Illinois Gov. JB Pritzker signed new artificial intelligence legislation, putting the state beside California and New York in a growing state-led effort to regulate advanced AI models before Congress sets federal rules.
According to Beinsure, the law gives Illinois a place in the emerging U.S. AI safety framework, where large states are building common standards for transparency, model risk reporting and developer accountability.
Pritzker said federal lawmakers should have moved earlier on AI oversight. He argued that Washington has avoided similar rules because some officials remain too close to companies that benefit from limited regulation.
The governor framed the law as a choice between public safeguards and letting a small group of companies shift AI-related risks onto households, workers and communities. Illinois, he said, had chosen the first route.
Senate Bill 315, named the Artificial Intelligence Safety Measures Act, applies to the largest AI models. The law targets models that generate more than $500 mn in annual revenue and rely on major computing resources during training.
The bill follows California’s SB-53 and New York’s Responsible AI Safety and Education Act, both signed in late 2025. Together, the three state regimes are beginning to look like a practical national baseline, even without a federal statute.
The Illinois law creates reporting duties for risks linked to large-scale harm. That includes scenarios where an AI model helps users develop chemical, biological or nuclear weapons, or supports cyber-attacks.
Sen. Mary Edly-Allen, the bill’s Senate sponsor, said states have no reason to wait for Congress. She used a fishing analogy to warn that AI systems trained to solve problems at scale might create damage far beyond the original task.
The three states represent about 20% of the U.S. population, according to lawmakers. Yet they account for roughly 40% of the U.S. AI market, which gives their laws weight beyond state borders.
That market share matters. If large AI developers want access to California, New York and Illinois, they will likely build compliance systems around the strictest shared requirements rather than run separate systems for each state.
The new Illinois law requires developers to publish an AI safety framework. That document must explain how they identify and assess catastrophic risk.
The statute defines catastrophic risk as a likelihood of incidents causing death or serious injury to more than 50 people, or more than $1 mn in property damage.
Developers must also report harmful incidents to the state within 72 hours after identifying them. If an incident creates imminent risk of death or serious physical injury, the reporting deadline drops to 24 hours.
Rep. Daniel Didech, the House sponsor, said lawmakers are not dealing with abstract risks. He pointed to an AI-inspired mass shooting and cases where AI systems were used against municipal water and drainage infrastructure.

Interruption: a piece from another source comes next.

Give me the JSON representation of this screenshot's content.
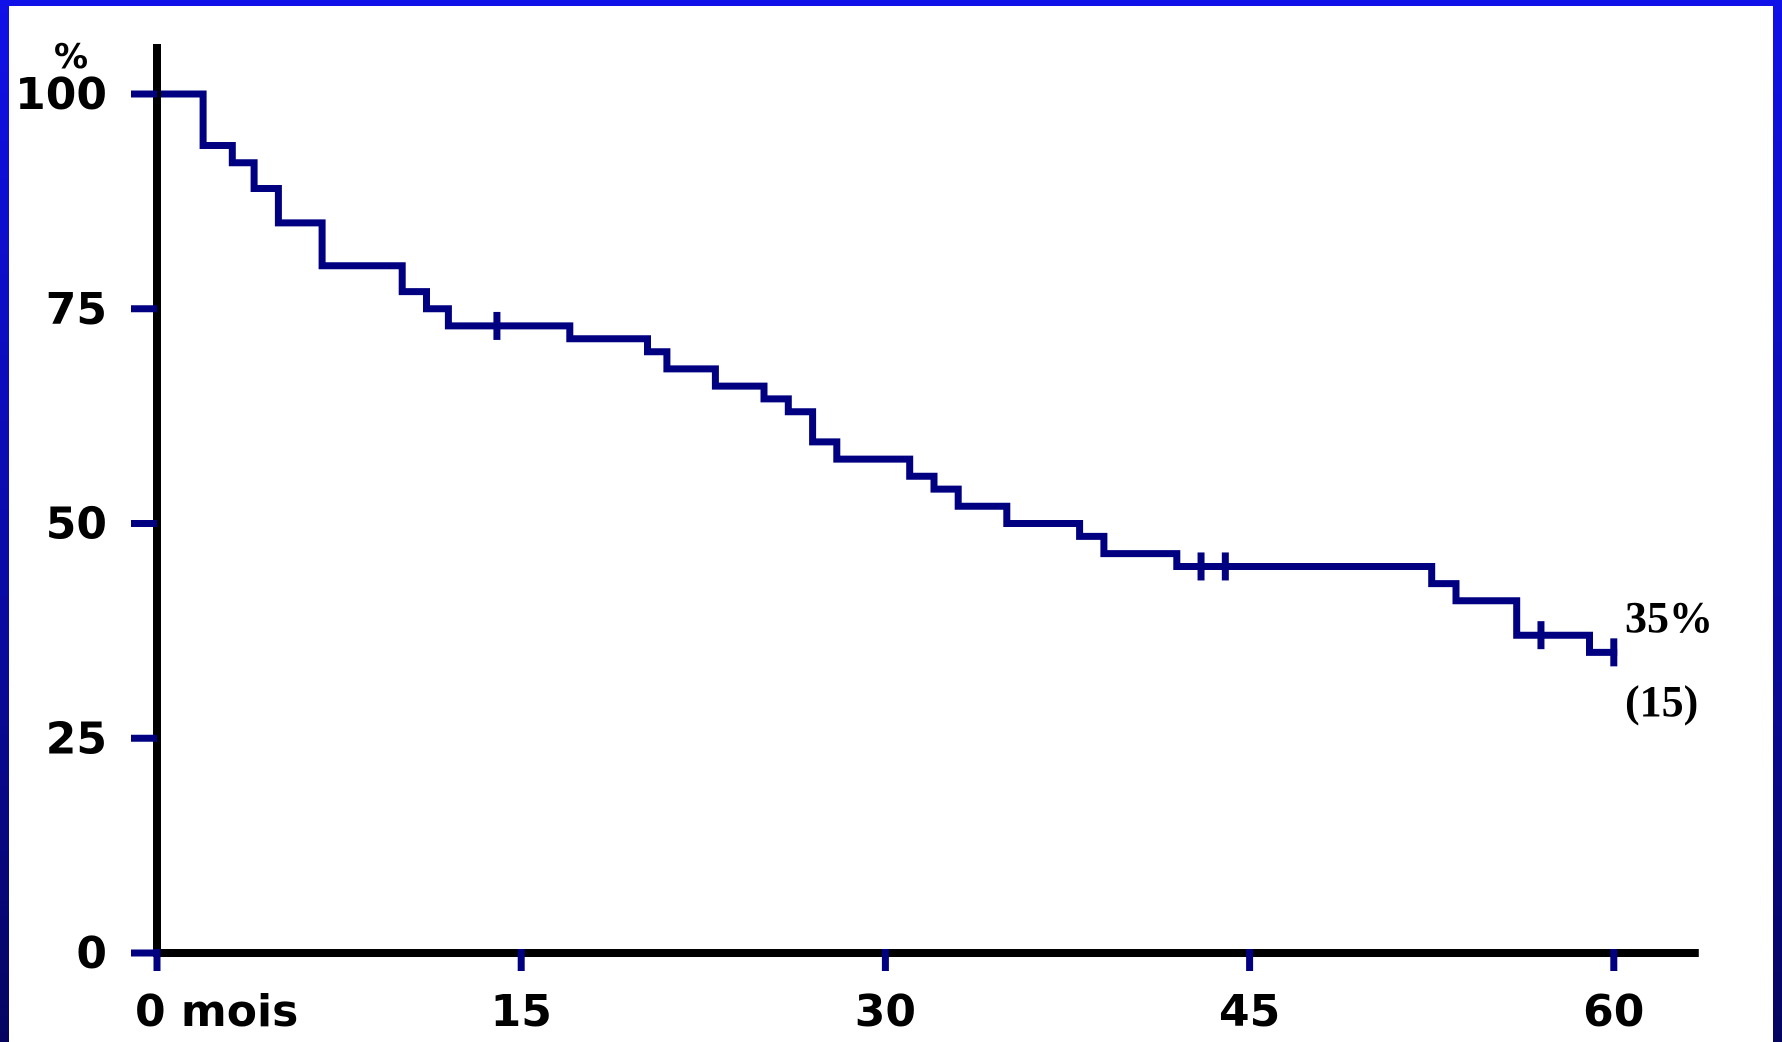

Didech also referred to Anthropic’s Mythos model, which the company described as too dangerous as a cyber tool for public release. Anthropic supported the Illinois bill and had representatives at the signing.
He compared AI regulation with earlier safety regimes for automobiles, electricity and air travel. In his view, government has usually responded to transformative technologies by setting safeguards rather than banning them or leaving markets alone.
Illinois added one requirement that goes beyond the New York model: mandatory annual third-party audits. New York requires an independent audit once developers become large enough to fall under the law. Illinois requires recurring external review.
That audit rule drew objections during debate in the General Assembly. TechNet, a coalition representing technology executives, warned that Illinois would ask private parties to make subjective safety judgments without national standards, certifications or federal guardrails.
OpenAI and Anthropic both supported the Illinois bill as it moved through the legislature. The measure passed with broad bipartisan backing. Five Republican senators opposed it, while the House approved it unanimously.
Large AI developers have generally pushed for a federal framework rather than a state-by-state rulebook. Still, OpenAI told Illinois lawmakers it saw room for a coordinated state approach if California, New York and Illinois moved in the same direction.
Caitlin Niedermeyer of OpenAI’s Global Affairs told the Senate’s AI and Social Media committee in April that the federal government remains well positioned to lead frontier AI safety because it has the resources and institutions.
She also said aligned state frameworks in Illinois, California and New York could create a national direction in practice.
Companies that violate the Illinois law face civil penalties brought by the attorney general’s office. Fines reach up to $1 mn for a first offense and up to $3 mn for later violations.
According to Beinsure, the Illinois law also signals where the next AI policy fights are heading: health care, education, cyber risk, infrastructure protection and independent model evaluation.
Analysts identified medical care and education as likely areas for further review as AI systems move into higher-risk public settings.
The current bill mainly asks whether a company follows its own safety framework. A developer might write a framework, complete each listed step, pass the audit and still release a risky system.